Zeke Hausfather, a climate scientist at the science nonprofit Berkeley Earth, agreed: “This is a general theme in the report; they cherry-pick data points that suit their narrative and exclude the vast majority of the scientific literature that does not . . . This gives a terribly skewed view of the underlying climate science, and highlights a number of fringe studies that have been subsequently shown to be riddled with errors." 

Many more scientists have echoed these complaints.  

Will the DOE Report Be Reconsidered? 

Unfortunately, DOE and EPA are not likely to take to heart the concerns of climate scientists who believe their research findings have been misrepresented or ignored. DOE has provided just a 30-day period for public comment on the CWG report. While it has made a pro forma promise to consider feedback, we should not expect extensive revisions. The five authors are locked into their positions, which they have espoused for years, and will have no interest in revisiting them. And neither Zeldin nor Wright will have any appetite for a lengthy peer review process or a detailed rewrite of the report since this would delay withdrawal of the endangerment finding, a Trump priority and necessary first step in dismantling all of EPA’s climate regulations.  

A Call for Action by the Scientific Community  

However, this should not deter the scientific community from making its voice heard in the court of public opinion. An organized campaign should be mounted to defend the mainstream science and translate it into terms that a lay audience can understand. This campaign could employ a wide range of strategies, including town hall meetings, briefings for public officials and members of Congress, editorial board presentations, op-eds, science workshops, teach-ins, letters from scientific luminaries to Trump agency heads and the President, petitions from working level scientists and academics, and comprehensive, well-documented comments on the EPA proposal and CWG report.  
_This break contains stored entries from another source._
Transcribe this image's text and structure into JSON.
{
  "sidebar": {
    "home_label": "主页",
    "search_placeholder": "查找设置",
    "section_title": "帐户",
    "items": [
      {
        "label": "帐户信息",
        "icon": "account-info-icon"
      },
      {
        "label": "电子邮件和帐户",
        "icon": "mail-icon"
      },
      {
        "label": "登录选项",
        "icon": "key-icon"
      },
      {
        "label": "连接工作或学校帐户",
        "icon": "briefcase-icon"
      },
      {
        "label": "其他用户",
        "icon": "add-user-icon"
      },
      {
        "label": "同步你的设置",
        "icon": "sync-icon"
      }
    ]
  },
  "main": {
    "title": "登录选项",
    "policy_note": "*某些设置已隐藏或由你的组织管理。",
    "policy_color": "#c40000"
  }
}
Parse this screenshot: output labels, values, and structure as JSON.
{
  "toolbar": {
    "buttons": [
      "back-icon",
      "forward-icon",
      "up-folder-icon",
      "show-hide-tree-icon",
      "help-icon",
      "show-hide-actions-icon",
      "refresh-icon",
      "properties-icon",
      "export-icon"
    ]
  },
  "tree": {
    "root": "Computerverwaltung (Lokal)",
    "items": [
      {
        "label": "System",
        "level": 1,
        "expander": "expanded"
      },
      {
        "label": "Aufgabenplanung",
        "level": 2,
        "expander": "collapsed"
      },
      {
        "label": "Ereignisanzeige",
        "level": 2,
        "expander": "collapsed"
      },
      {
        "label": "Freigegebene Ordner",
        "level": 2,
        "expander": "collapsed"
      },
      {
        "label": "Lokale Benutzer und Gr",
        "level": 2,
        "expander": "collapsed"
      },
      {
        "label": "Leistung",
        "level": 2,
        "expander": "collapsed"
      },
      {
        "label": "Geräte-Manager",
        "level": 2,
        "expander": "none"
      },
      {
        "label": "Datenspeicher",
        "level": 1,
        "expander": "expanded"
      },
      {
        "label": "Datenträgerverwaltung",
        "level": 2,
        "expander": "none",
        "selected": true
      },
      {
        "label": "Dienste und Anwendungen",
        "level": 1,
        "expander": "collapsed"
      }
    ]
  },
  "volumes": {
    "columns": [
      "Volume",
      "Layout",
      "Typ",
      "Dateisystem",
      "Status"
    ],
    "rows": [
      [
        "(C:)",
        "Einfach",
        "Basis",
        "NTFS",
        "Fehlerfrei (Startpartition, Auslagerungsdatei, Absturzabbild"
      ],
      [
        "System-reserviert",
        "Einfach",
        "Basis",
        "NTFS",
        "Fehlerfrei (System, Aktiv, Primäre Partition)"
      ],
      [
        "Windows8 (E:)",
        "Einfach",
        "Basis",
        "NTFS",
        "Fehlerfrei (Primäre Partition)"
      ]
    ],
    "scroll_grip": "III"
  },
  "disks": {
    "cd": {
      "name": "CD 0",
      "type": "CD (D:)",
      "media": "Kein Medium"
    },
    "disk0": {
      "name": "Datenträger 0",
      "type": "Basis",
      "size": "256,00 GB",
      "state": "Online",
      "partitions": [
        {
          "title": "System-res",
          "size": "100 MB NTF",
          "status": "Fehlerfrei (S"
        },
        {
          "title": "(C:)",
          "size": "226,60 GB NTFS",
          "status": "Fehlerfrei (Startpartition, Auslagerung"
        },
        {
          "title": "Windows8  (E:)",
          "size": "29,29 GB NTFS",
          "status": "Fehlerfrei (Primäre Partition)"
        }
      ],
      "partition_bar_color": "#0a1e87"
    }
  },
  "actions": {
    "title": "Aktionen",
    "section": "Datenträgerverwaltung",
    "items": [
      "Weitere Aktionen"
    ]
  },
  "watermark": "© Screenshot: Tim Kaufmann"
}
A key focus of these efforts must be a graphic explanation of the convergence between key scientific findings and the real-world, human consequences of climate change, including extreme weather events, flooding, heat waves, sea-level rise, property damage, destructive fires, and drought. These are observable and increasingly common occurrences that the public has experienced directly, and can go far to ground the science in the realities of daily life.  

Scientists are often wary of engaging with the media and public policy process, but the stakes are too high in this case to remain on the sidelines. Instead, the Administration’s unprecedented war on climate science demands a vocal, sustained, and effective response from the scientific community.